Example: A practicing lawyer can gather information from his client about his case, economic background, and then accordingly charge fee from him.
Second Degree Price Discrimination
Second degree price discrimination is the special deals for those customers who meet certain condition or who are seeking for bulk quantities. This type of discrimination involves charging different prices for different quantities sold. Here buyers are encouraged to buy more to provide them quantity discount. As the customers buy larger quantities, the prices are reduced.
Example: At super markets, quantity discount is offered to consumers to encourage them to buy bulk quantities. “Buy two get one free” offer is another example of second degree price discrimination. Commercial airlines sometimes also offer concessions for early booking.
Third Degree Price Discrimination
This is the common type of price discrimination in which the firm divides the market into groups or segments on the basis of age, gender, location and economic status and then charges different prices from each group.
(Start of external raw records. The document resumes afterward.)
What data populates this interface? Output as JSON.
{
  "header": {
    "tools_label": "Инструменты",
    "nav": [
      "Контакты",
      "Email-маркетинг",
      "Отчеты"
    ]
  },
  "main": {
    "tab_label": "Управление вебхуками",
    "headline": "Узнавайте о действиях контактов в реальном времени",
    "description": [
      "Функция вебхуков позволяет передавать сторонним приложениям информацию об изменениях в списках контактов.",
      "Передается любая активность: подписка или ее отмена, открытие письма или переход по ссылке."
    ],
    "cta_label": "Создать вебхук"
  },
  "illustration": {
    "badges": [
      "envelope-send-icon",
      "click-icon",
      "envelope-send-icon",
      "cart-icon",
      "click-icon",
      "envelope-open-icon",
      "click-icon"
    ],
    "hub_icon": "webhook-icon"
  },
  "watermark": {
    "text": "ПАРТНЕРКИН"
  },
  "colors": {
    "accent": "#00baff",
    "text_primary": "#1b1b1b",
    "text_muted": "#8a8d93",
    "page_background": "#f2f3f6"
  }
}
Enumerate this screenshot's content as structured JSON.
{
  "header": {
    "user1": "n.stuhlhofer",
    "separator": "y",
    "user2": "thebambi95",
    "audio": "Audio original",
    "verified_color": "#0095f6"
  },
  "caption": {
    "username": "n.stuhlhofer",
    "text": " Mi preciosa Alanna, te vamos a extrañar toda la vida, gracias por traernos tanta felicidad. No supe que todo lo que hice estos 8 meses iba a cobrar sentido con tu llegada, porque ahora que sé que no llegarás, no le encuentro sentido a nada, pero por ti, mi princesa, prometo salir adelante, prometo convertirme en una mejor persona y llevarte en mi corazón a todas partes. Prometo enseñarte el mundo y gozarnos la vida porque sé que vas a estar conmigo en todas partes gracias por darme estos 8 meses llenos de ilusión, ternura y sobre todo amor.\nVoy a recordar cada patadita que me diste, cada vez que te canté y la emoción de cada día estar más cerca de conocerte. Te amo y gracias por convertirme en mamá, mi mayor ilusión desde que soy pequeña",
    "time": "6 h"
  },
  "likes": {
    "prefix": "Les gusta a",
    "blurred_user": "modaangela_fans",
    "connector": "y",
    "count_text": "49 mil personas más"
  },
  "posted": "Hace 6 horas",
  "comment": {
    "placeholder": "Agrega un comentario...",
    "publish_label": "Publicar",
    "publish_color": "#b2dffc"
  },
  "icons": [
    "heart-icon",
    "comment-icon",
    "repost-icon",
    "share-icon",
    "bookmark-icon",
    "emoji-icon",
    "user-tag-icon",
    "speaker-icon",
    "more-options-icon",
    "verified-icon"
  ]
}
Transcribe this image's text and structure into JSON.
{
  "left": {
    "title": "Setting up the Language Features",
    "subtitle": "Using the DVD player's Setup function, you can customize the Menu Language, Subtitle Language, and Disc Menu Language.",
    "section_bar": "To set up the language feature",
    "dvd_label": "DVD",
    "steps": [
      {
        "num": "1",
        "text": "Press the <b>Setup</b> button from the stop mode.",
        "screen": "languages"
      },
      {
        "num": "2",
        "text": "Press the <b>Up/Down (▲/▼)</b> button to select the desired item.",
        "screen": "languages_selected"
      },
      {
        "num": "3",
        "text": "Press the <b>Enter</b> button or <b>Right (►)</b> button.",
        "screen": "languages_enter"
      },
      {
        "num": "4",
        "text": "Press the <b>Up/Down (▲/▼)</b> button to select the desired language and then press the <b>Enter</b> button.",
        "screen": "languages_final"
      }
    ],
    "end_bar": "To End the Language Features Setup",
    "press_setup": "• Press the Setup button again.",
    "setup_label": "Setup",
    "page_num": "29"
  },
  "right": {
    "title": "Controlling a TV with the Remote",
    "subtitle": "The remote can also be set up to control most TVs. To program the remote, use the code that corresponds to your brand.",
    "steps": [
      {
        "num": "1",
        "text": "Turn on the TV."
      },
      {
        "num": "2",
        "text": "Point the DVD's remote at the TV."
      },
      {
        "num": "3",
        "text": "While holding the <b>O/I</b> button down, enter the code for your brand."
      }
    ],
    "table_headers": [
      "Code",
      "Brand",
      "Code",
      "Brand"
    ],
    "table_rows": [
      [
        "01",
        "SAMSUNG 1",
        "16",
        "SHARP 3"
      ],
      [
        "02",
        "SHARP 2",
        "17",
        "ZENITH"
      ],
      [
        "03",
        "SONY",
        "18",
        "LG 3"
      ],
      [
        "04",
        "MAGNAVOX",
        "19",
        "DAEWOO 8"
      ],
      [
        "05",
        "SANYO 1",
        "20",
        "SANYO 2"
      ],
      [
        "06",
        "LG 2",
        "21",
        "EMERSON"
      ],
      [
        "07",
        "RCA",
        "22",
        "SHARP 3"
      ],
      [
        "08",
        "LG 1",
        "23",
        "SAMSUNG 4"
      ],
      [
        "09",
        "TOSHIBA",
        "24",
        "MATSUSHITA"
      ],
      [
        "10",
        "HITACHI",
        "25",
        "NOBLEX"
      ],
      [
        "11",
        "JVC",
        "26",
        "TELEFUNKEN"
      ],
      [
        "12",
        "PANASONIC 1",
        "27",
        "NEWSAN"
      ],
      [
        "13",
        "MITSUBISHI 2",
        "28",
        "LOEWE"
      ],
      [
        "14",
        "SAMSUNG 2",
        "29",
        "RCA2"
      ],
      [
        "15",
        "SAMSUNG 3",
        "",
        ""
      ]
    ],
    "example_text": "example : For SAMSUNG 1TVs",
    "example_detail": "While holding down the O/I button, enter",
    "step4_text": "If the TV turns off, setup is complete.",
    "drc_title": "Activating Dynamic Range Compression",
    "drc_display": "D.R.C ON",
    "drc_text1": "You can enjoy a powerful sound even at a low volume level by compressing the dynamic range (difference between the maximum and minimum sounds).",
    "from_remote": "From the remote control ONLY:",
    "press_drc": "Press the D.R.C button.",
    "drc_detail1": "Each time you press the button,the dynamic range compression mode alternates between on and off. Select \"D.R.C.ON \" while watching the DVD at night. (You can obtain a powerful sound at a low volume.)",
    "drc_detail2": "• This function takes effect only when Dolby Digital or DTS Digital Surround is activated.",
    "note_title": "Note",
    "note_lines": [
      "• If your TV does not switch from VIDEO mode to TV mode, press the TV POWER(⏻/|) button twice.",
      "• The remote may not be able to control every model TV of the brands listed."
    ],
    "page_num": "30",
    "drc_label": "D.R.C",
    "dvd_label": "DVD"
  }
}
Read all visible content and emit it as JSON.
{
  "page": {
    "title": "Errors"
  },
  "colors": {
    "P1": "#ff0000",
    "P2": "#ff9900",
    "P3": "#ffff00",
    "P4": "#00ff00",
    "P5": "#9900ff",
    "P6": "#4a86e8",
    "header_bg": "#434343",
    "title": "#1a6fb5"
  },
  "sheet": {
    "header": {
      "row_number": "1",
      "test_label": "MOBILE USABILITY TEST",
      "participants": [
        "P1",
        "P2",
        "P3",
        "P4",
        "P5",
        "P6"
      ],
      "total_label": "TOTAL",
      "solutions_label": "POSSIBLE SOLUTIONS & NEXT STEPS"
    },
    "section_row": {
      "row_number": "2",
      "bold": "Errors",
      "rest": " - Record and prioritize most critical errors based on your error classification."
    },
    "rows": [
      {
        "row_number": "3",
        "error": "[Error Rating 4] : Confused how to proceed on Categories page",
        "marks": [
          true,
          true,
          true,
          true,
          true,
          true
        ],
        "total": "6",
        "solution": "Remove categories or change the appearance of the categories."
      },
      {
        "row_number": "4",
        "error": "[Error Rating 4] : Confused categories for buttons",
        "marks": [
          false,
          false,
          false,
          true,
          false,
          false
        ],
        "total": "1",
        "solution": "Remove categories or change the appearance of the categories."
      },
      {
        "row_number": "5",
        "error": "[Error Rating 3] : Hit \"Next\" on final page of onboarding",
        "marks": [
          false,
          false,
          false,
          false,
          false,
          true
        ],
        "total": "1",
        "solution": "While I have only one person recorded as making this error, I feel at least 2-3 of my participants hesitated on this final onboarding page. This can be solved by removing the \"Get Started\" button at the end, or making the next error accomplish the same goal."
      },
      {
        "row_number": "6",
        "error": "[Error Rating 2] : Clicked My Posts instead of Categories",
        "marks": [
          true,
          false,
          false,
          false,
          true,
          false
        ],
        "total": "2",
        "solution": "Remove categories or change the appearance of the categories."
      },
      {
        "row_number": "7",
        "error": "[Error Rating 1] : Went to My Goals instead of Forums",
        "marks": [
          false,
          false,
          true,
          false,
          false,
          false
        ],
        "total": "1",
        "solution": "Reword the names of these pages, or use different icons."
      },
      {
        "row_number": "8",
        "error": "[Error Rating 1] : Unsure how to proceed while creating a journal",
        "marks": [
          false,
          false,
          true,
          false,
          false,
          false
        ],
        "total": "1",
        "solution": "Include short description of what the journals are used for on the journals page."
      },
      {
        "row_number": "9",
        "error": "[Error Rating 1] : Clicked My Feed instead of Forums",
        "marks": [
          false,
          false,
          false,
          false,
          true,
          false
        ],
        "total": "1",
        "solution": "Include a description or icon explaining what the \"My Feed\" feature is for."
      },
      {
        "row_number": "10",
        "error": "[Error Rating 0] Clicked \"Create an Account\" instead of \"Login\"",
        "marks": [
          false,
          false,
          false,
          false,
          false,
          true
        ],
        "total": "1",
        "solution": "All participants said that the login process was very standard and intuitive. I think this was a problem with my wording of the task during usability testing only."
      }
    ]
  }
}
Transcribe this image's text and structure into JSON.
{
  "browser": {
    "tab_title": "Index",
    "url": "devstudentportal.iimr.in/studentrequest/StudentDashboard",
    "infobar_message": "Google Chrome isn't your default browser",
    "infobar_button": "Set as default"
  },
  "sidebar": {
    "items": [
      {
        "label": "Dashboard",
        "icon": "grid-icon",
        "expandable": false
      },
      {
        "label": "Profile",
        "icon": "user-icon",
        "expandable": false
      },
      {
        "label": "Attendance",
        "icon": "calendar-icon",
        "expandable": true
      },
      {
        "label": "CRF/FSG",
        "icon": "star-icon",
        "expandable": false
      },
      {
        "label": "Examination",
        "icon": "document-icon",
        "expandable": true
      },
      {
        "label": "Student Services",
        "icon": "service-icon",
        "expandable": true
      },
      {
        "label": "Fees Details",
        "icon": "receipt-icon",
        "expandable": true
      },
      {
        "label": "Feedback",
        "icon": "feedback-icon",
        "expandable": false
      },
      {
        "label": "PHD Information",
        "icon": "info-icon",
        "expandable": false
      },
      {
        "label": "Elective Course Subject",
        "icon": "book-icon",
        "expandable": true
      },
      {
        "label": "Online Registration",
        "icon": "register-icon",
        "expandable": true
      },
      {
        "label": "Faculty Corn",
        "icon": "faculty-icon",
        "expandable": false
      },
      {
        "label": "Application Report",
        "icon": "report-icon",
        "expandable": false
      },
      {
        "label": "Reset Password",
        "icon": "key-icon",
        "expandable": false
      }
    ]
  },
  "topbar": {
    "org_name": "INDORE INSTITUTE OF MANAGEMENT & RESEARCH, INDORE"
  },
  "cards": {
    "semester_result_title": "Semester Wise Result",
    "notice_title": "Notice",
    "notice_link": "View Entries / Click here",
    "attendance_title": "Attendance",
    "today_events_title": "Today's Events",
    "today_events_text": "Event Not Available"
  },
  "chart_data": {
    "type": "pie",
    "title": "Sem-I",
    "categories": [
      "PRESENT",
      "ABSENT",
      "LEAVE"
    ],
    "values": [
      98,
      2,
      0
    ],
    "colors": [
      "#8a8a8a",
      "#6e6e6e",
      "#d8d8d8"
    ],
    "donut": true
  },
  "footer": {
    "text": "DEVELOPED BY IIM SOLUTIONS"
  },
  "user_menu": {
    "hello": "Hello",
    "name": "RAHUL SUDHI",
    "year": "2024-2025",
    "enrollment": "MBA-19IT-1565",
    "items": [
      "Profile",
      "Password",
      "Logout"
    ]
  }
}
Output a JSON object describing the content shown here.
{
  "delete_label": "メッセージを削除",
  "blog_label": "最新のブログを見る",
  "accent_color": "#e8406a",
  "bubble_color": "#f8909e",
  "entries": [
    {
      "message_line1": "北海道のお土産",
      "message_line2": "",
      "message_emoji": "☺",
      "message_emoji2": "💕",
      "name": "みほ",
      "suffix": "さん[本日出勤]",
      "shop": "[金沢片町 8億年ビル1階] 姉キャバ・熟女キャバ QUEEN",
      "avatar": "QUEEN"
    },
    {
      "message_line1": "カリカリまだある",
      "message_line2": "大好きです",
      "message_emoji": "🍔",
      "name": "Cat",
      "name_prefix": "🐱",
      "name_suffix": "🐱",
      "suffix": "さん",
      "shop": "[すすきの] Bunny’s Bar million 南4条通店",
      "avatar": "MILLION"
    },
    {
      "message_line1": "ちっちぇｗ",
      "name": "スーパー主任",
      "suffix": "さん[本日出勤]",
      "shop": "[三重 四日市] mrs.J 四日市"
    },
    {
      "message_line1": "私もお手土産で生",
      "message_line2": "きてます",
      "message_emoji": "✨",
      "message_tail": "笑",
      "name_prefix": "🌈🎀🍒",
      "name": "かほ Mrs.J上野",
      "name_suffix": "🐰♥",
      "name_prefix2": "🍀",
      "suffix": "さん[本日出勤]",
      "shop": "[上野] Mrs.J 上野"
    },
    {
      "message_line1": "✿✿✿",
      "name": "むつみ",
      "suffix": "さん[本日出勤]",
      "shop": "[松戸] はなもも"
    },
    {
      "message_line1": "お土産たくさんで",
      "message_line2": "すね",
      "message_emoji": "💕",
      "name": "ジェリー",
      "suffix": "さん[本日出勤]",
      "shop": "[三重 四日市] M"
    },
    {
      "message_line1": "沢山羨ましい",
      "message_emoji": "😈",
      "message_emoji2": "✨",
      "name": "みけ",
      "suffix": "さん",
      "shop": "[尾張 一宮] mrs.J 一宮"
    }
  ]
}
Example of price discrimination on the basis of location: Retailers may charge their consumers at higher price in rich areas and lower price in poor areas. A monopolist may also charge a higher price from domestic customers and a lower price from the foreign customers in order to capture the market.
Example of price discrimination on the basis of age: Students and senior citizens often get discounts because this group of people have more elastic price elasticity of demand.